If manually tagging:
Testing a new policy
Once registered, you can build the new policy you want to test in a way that it only targets the tables in that domain. This can be done by either adding that domain as a target for the policy (or the policy tag you added as part of the registration process) if building the policy with a user with
GOVERNANCE permission, or ensuring the user building the policy has only
manage policies on the development domain (so their policies will be scoped to that domain).
Once the policy is activated (using either technique), it will only apply to the cloned development tables/views because the policy was scoped to that domain/tag, or because the user creating the policy is scoped to managing policies in that domain. At this point, you can invite users that will be impacted by the policy to test the change or your standard set of testers.
To know which users are impacted, ensure you have Detect enabled (SaaS), and go to
People → Overview → Filter: Tag and enter the tags in question to see which users are most active and have a good spread of permutation of access (e.g., some users that gain access and others that lose access). We recommend inviting users that query the tables/views in question the most to test the policy. If you are not on SaaS and unable to use Detect, you can visit the audit screen and manually inspect which users have queries against the tables or the internal audit logs of your data platform.
Once you have your testers set, you can give them all an attribute such as
policy test: [policy in question] and use it to create a "subscription-testers" subscription policy. It should target only the tables/views in that domain per the steps described in the above paragraph in order to give them access to the development tables/views to test.
If you are testing a masking or row-level security policy, you don't need to do anything else; it's ready for your policy testers. However, if your ultimate goal is to test a subscription policy, you need to build it separately from the above "subscription-testers" subscription policy, but ensure that you select the
Always Required option for "subscription-testers" subscription policy.

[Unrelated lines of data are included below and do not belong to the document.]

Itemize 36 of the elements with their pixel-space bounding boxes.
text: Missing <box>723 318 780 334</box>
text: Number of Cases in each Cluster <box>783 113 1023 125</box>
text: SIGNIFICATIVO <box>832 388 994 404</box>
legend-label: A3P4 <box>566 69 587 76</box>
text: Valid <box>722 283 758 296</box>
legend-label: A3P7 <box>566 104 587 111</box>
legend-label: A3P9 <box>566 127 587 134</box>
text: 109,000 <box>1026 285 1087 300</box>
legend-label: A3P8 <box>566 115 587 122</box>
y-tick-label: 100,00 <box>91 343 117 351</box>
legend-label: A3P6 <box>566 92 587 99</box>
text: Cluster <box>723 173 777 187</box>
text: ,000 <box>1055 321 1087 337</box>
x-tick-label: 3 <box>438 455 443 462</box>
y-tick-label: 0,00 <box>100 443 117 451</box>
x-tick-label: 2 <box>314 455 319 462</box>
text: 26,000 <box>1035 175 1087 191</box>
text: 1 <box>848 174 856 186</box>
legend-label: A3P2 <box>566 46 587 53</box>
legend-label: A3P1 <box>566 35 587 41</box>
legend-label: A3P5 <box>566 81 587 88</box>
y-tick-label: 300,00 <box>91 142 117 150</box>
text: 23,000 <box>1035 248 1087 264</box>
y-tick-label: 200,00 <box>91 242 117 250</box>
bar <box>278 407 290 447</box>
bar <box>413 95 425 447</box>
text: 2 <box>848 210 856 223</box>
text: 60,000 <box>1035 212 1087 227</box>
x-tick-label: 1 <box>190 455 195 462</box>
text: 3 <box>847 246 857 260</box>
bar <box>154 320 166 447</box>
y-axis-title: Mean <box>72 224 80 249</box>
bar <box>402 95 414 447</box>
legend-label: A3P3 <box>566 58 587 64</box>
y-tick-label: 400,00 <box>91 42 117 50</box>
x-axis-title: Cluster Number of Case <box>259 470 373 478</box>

That means when the "subscription-testers" subscription policy is merged with the real subscription policy you are testing, both policies will be considered and some of your test users may accurately be blocked from the table (which is part of the testing). For example, notice how these two policies (the "subscription-testers" and real policy being tested) were merged with an AND.
There's nothing stopping you from testing a set of changes (many subscription policies, many data policies) all together as well.
Once you’ve received feedback from your test users and are happy with the policy change, you can move on to the deployment of the policy. For example, add prod-domain, remove dev-domain, and then apply the policy. Or build the policy using a user that has
manage policy in the production domain.
Testing an edit to an existing policy
The approach here is the same as above; however, before applying your new policy to the development domain, you should first locally disable the pre-existing global policy in the data source. This can be done by going into the development data source in the Immuta UI as the data owner and disabling the policy you plan to change in the policy tab of the data source. This must be done because the clone will have the pre-existing policy applied because it should have all matching tags.
Now you can create the new version of the policy in its place without any conflict.
Sometimes you may have a requirement that multiple users approve a policy before it can be enabled for everyone. If you are in this situation, you may want to first consider doing this in git (or any source control tool) using our policy-as-code approach, so all approvals can happen in git.